Canadian cannabis regulators have suspended the licenses of British Columbia-based Evergreen Medicinal Supply over compliance issues. It’s the second marijuana producer in the country to be sanctioned by Health Canada for noncompliance.
Health officials in Paraguay will soon begin licensing cannabis producers for its medical marijuana program. The government established a medical marijuana program in 2017 and also allows children with severe epilepsy to import cannabis-based drugs in certain cases.
U.K. patients are criticizing a two-tiered medical marijuana system that caters to the well-off. Those with means can obtain a prescription from a private clinic that could cost more than £1,000 a month, while others are forced into the illicit market, risking prosecution. “So, because I am poor, I am forced to become a criminal. How is this fair?” said one MS patient.
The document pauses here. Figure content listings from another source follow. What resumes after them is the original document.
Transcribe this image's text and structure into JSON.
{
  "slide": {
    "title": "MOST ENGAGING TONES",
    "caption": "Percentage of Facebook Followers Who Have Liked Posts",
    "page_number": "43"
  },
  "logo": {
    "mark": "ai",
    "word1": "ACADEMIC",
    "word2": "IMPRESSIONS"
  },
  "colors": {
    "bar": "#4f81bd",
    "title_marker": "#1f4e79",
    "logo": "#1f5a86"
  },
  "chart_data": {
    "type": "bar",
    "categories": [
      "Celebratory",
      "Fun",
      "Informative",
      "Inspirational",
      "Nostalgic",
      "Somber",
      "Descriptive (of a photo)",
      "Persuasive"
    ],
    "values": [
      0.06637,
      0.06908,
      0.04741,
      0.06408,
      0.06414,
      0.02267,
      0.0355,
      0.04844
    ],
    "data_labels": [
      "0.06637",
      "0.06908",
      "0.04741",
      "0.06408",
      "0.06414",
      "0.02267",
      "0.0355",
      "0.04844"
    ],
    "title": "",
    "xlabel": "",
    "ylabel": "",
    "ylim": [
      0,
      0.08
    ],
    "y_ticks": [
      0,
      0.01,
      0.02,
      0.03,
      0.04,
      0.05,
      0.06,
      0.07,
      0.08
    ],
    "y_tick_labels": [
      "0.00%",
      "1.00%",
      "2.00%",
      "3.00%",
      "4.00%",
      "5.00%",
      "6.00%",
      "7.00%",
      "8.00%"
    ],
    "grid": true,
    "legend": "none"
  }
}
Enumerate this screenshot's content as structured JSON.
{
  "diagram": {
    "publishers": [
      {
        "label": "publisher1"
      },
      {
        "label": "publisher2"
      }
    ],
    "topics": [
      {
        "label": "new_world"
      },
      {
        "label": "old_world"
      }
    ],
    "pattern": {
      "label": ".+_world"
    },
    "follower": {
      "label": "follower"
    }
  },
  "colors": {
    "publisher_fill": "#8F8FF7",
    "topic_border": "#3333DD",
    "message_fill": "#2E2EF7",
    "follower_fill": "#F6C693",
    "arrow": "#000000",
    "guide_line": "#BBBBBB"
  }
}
Lee Applbaum and Philippa Classey have joined cannabis company Surterra Wellness as chief marketing officer and managing director, Europe, respectively. Applbaum previously served as the chief marketing officer for Patrón Tequila and Grey Goose Vodka. Classey was previously the chief marketing officer for Harmless Harvest, a brand of coconut beverages.
— A patchwork of state marijuana laws has led to some interesting marketing efforts: While Massachusetts regulators have strict rules on marijuana ads, they do not ban advertising out of state (where the drug might be illegal).
— Without EPA regulations on marijuana pesticides, states are left to their own devices when coming up with cannabis cultivation rules. But state regulators have little data to determine standards for the crop.
— A Colorado hemp company has offered to settle a case with the Idaho State Police if the agency returns $1.3 million in hemp that it seized in a marijuana trafficking case. The company just wants its hemp back and to continue “shipping its lawful product through Idaho in interstate commerce.”